Methods of Mathematical Physics, Vol. 1

So what can you say ah? I mean....These books have been written and co authored by DAVID HILBERT himself! So, if you are serious about mathematics and specially mathematical Physics you must have them. I bought these two volumes (1&2) back in 2015. It brings a lot of interesting stuff but if I just had to mention one thing would be this: Back in my BSc I took Volume 1 from the University Library and found myself with the general solution to the Euler-Lagrange equation when the functional from where it is derived (using calculus of variations technique) has higher derivatives or let's say greater than order two, here I found the solution for infinite order derivatives 2,3,4,5,6,7,8......n,n+1,etc. You may say that it is easy to find by yourself the solution and I agree BUT, when you are an undergraduate in the second year and finding yourself in front of the Calculus of Variations for the first time it is not so obvious, good book by a T. REX of Mathematics and Physics. If you want to know what did Hilbert do in Physics, he contended Einstein into who would find first the Action that led to Einstein's General Relativity Field Equations, they were getting paper after paper and so today the referred Action is known as "The Einstein-Hilbert action", just to give you an example, less to say HILBERT'S contribution to Mathematics: Hilbert discovered and developed a broad range of fundamental ideas including invariant theory, the calculus of variations, commutative algebra, algebraic number theory, the foundations of geometry, spectral theory of operators and its application to integral equations, mathematical physics, and the foundations of mathematics (particularly proof theory). He adopted and defended Georg Cantor's set theory and transfinite numbers. In 1900, he presented a collection of problems that set a course for mathematical research of the 20th century. Among other things he is known for: Hilbert's basis theorem, Hilbert's Nullstellensatz, Hilbert's axioms, Hilbert's problems, Hilbert's program, Hilbert space (which are fundamental for Quantum Mechanics), Hilbert system, Epsilon calculus, so again what can I say, you just got to buy these two volume books while they are still available despite the money price.

I studied this book as a graduate student at the Courant Institute a long time ago.
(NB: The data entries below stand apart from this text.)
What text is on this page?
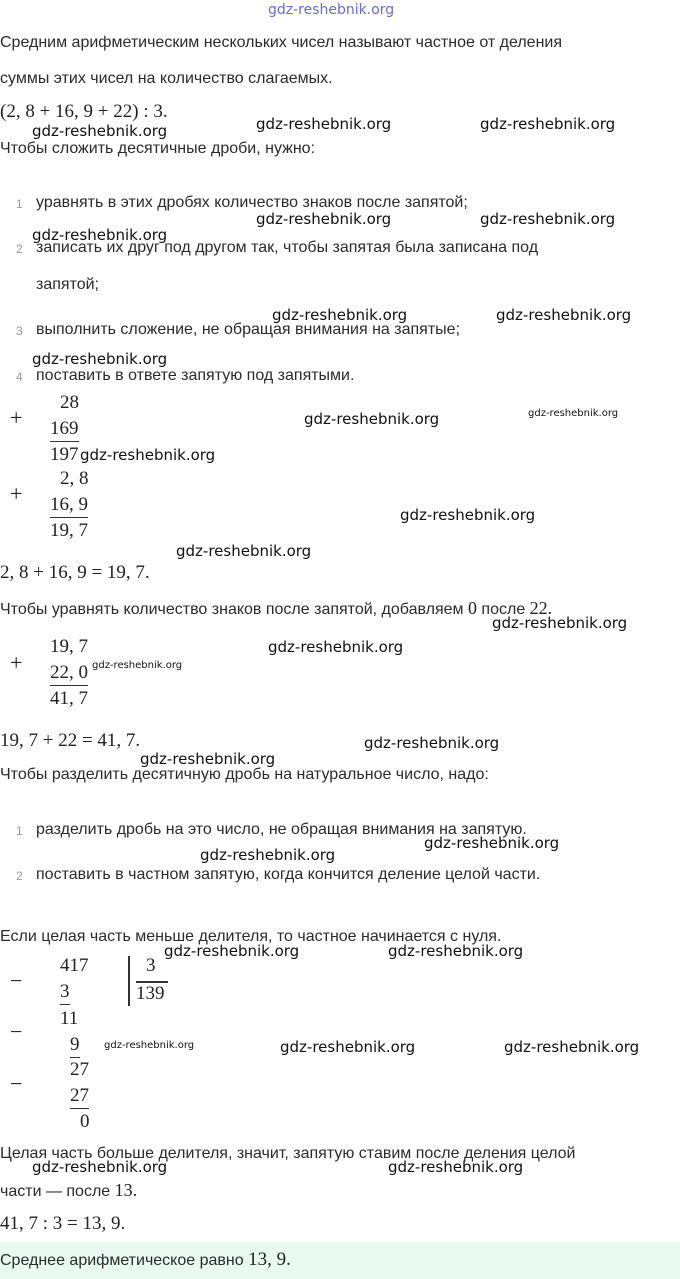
gdz-reshebnik.org
Средним арифметическим нескольких чисел называют частное от деления
суммы этих чисел на количество слагаемых.
(2, 8 + 16, 9 + 22) : 3.
Чтобы сложить десятичные дроби, нужно:
1 уравнять в этих дробях количество знаков после запятой;
2 записать их друг под другом так, чтобы запятая была записана под
запятой;
3 выполнить сложение, не обращая внимания на запятые;
4 поставить в ответе запятую под запятыми.
+
28
169
197
+
2, 8
16, 9
19, 7
2, 8 + 16, 9 = 19, 7.
Чтобы уравнять количество знаков после запятой, добавляем 0 после 22.
+
19, 7
22, 0
41, 7
19, 7 + 22 = 41, 7.
Чтобы разделить десятичную дробь на натуральное число, надо:
1 разделить дробь на это число, не обращая внимания на запятую.
2 поставить в частном запятую, когда кончится деление целой части.
Если целая часть меньше делителя, то частное начинается с нуля.
−
417
3
3
139
11
−
9
27
−	27
0
Целая часть больше делителя, значит, запятую ставим после деления целой
части — после 13.
41, 7 : 3 = 13, 9.
Среднее арифметическое равно 13, 9.
gdz-reshebnik.org	gdz-reshebnik.org	gdz-reshebnik.org
gdz-reshebnik.org	gdz-reshebnik.org
gdz-reshebnik.org
gdz-reshebnik.org	gdz-reshebnik.org
gdz-reshebnik.org
gdz-reshebnik.org	gdz-reshebnik.org
gdz-reshebnik.org
gdz-reshebnik.org
gdz-reshebnik.org
gdz-reshebnik.org
gdz-reshebnik.org
gdz-reshebnik.org
gdz-reshebnik.org
gdz-reshebnik.org
gdz-reshebnik.org
gdz-reshebnik.org
gdz-reshebnik.org	gdz-reshebnik.org
gdz-reshebnik.org	gdz-reshebnik.org	gdz-reshebnik.org
gdz-reshebnik.org	gdz-reshebnik.org
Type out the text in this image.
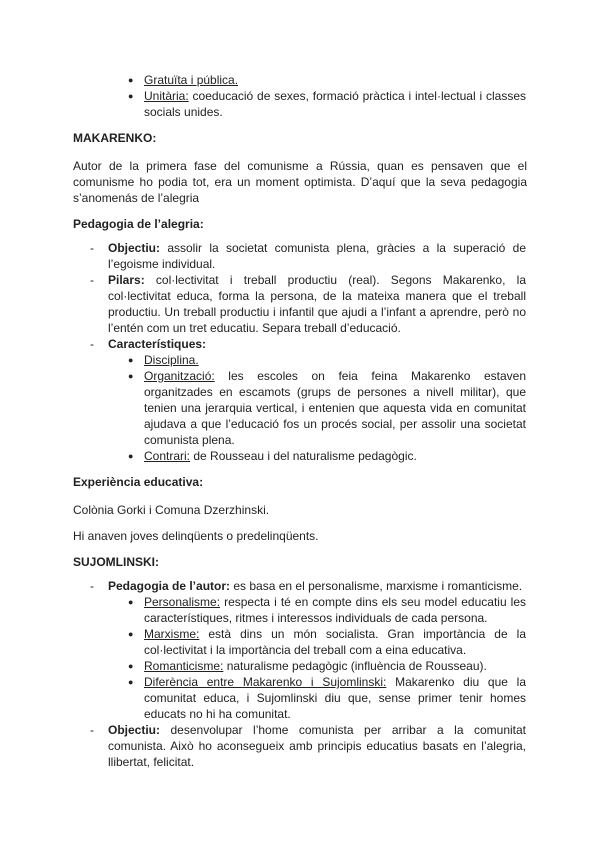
● Gratuïta i pública.
● Unitària: coeducació de sexes, formació pràctica i intel·lectual i classes socials unides.
MAKARENKO:
Autor de la primera fase del comunisme a Rússia, quan es pensaven que el comunisme ho podia tot, era un moment optimista. D’aquí que la seva pedagogia s’anomenás de l’alegria
Pedagogia de l’alegria:
- Objectiu: assolir la societat comunista plena, gràcies a la superació de l’egoisme individual.
- Pilars: col·lectivitat i treball productiu (real). Segons Makarenko, la col·lectivitat educa, forma la persona, de la mateixa manera que el treball productiu. Un treball productiu i infantil que ajudi a l’infant a aprendre, però no l’entén com un tret educatiu. Separa treball d’educació.
- Característiques:
● Disciplina.
● Organització: les escoles on feia feina Makarenko estaven organitzades en escamots (grups de persones a nivell militar), que tenien una jerarquia vertical, i entenien que aquesta vida en comunitat ajudava a que l’educació fos un procés social, per assolir una societat comunista plena.
● Contrari: de Rousseau i del naturalisme pedagògic.
Experiència educativa:
Colònia Gorki i Comuna Dzerzhinski.
Hi anaven joves delinqüents o predelinqüents.
SUJOMLINSKI:
- Pedagogia de l’autor: es basa en el personalisme, marxisme i romanticisme.
● Personalisme: respecta i té en compte dins els seu model educatiu les característiques, ritmes i interessos individuals de cada persona.
● Marxisme: està dins un món socialista. Gran importància de la col·lectivitat i la importància del treball com a eina educativa.
● Romanticisme: naturalisme pedagògic (influència de Rousseau).
● Diferència entre Makarenko i Sujomlinski: Makarenko diu que la comunitat educa, i Sujomlinski diu que, sense primer tenir homes educats no hi ha comunitat.
- Objectiu: desenvolupar l’home comunista per arribar a la comunitat comunista. Això ho aconsegueix amb principis educatius basats en l’alegria, llibertat, felicitat.
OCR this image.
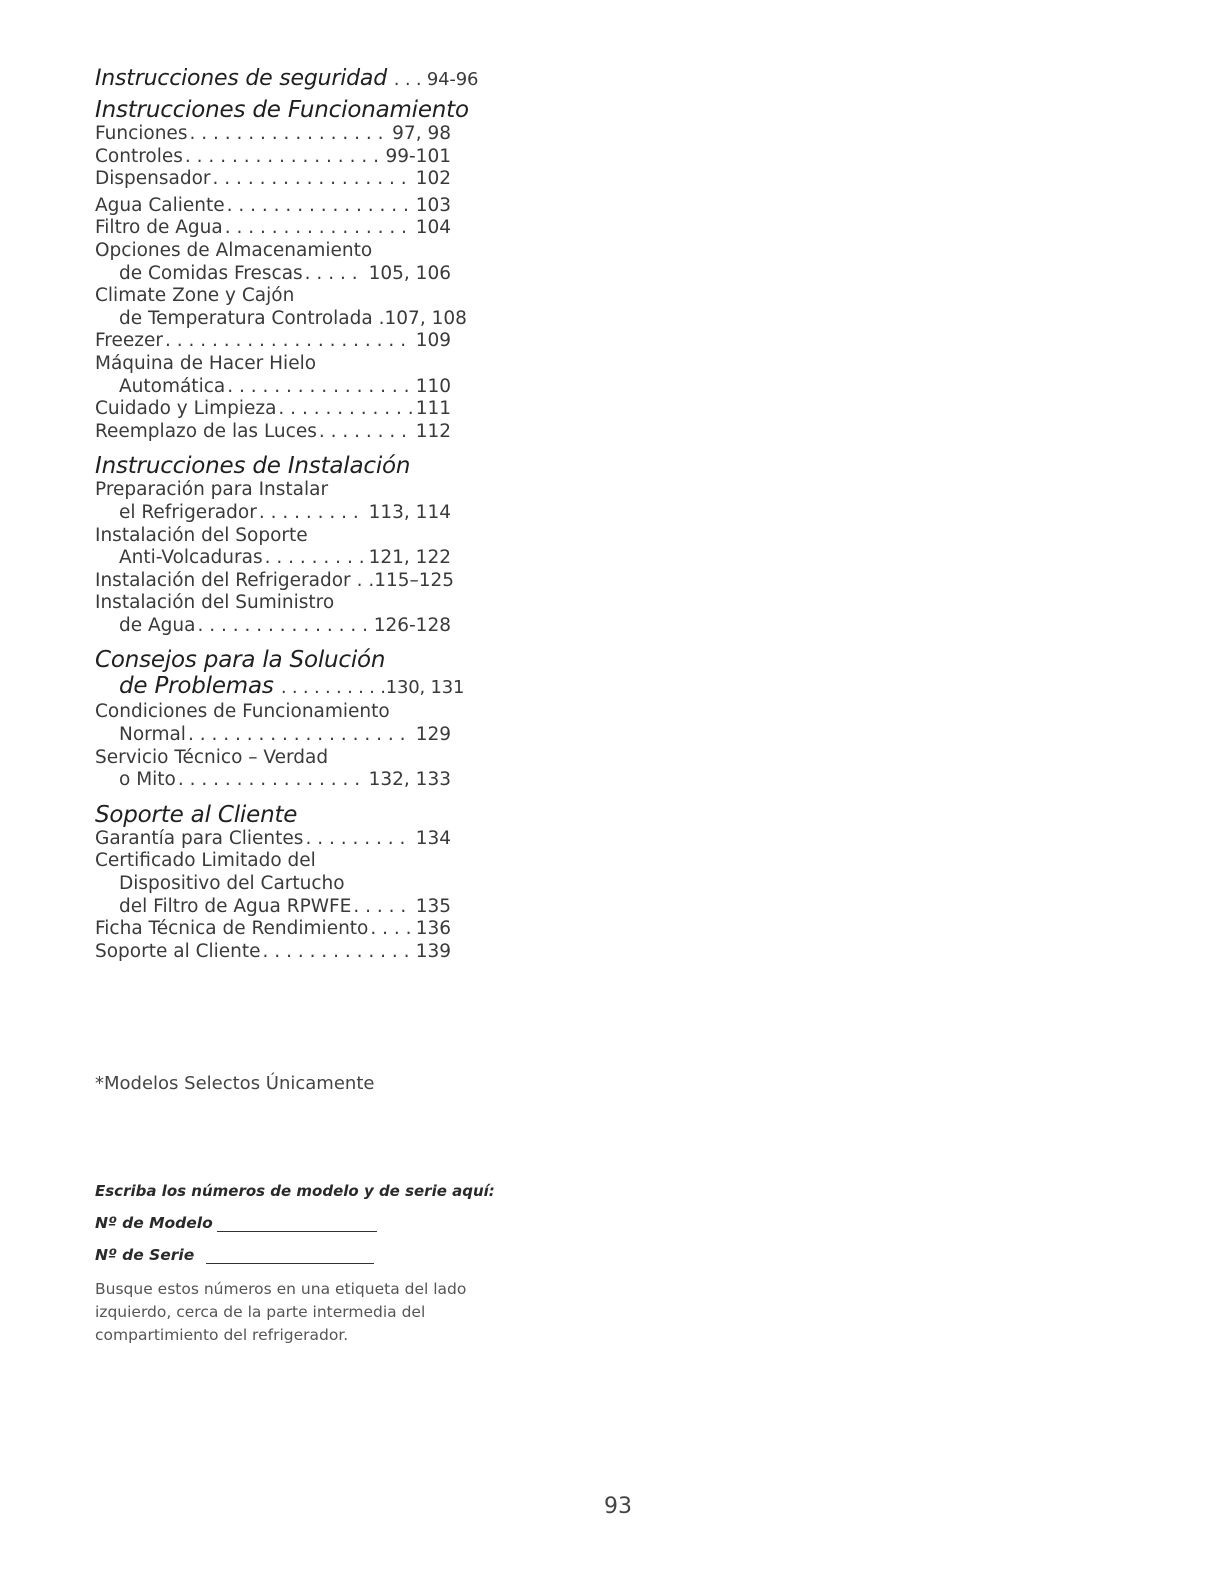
Instrucciones de seguridad . . . 94-96
Instrucciones de Funcionamiento
Funciones . . .	97, 98
Controles . . .	99-101
Dispensador . . .	102
Agua Caliente . . .	103
Filtro de Agua . . .	104
Opciones de Almacenamiento
de Comidas Frescas . . .	105, 106
Climate Zone y Cajón
de Temperatura Controlada .107, 108
Freezer . . .	109
Máquina de Hacer Hielo
Automática . . .	110
Cuidado y Limpieza . . .	111
Reemplazo de las Luces . . .	112
Instrucciones de Instalación
Preparación para Instalar
el Refrigerador . . .	113, 114
Instalación del Soporte
Anti-Volcaduras . . .	121, 122
Instalación del Refrigerador . .115–125
Instalación del Suministro
de Agua . . .	126-128
Consejos para la Solución
de Problemas . . . . . . . . . .130, 131
Condiciones de Funcionamiento
Normal . . .	129
Servicio Técnico – Verdad
o Mito . . .	132, 133
Soporte al Cliente
Garantía para Clientes . . .	134
Certificado Limitado del
Dispositivo del Cartucho
del Filtro de Agua RPWFE . . .	135
Ficha Técnica de Rendimiento . . .	136
Soporte al Cliente . . .	139
*Modelos Selectos Únicamente
Escriba los números de modelo y de serie aquí:
Nº de Modelo
Nº de Serie
Busque estos números en una etiqueta del lado izquierdo, cerca de la parte intermedia del compartimiento del refrigerador.
93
Over the years my copy and I were separated. When I saw this available on Amazon through Eborn Books, I knew I had to buy it. The condition of this book is excellent for a book that was published in 1953. Kudos to Eborn Books

Glad to get hold of this second handed copy. The new print is also available in Amazon but is in such a poor quality. What a shame to contemporary science publishing industry!

This is an excellent reference regarding applied mathematics for physics and related fields.

This book is intended for mathematicians and not for physicists. All of the mathematics is developed through proofs of theorems. The chapter on approximation of functions is the best in the book. There is also a short introduction to Lebesgue integration which is the best explanation of what it actually means that I have ever seen! (i.e. not having to develop the messy business of measure theory that fills up 10s of pages in most books). If you want to learn graduate level mathematics (i.e. analysis and PDEs) in gorey detail then this is the book for you. If you want to understand applications, then it is not. I don't like the term "mathematical physics." It depend on which department teaches it. A mathematician will focus on the topics in this book. A physicist would focus on methods and not on proofs.

good book, useful for physics grad students. But it does not have any problems

excellent!

amazing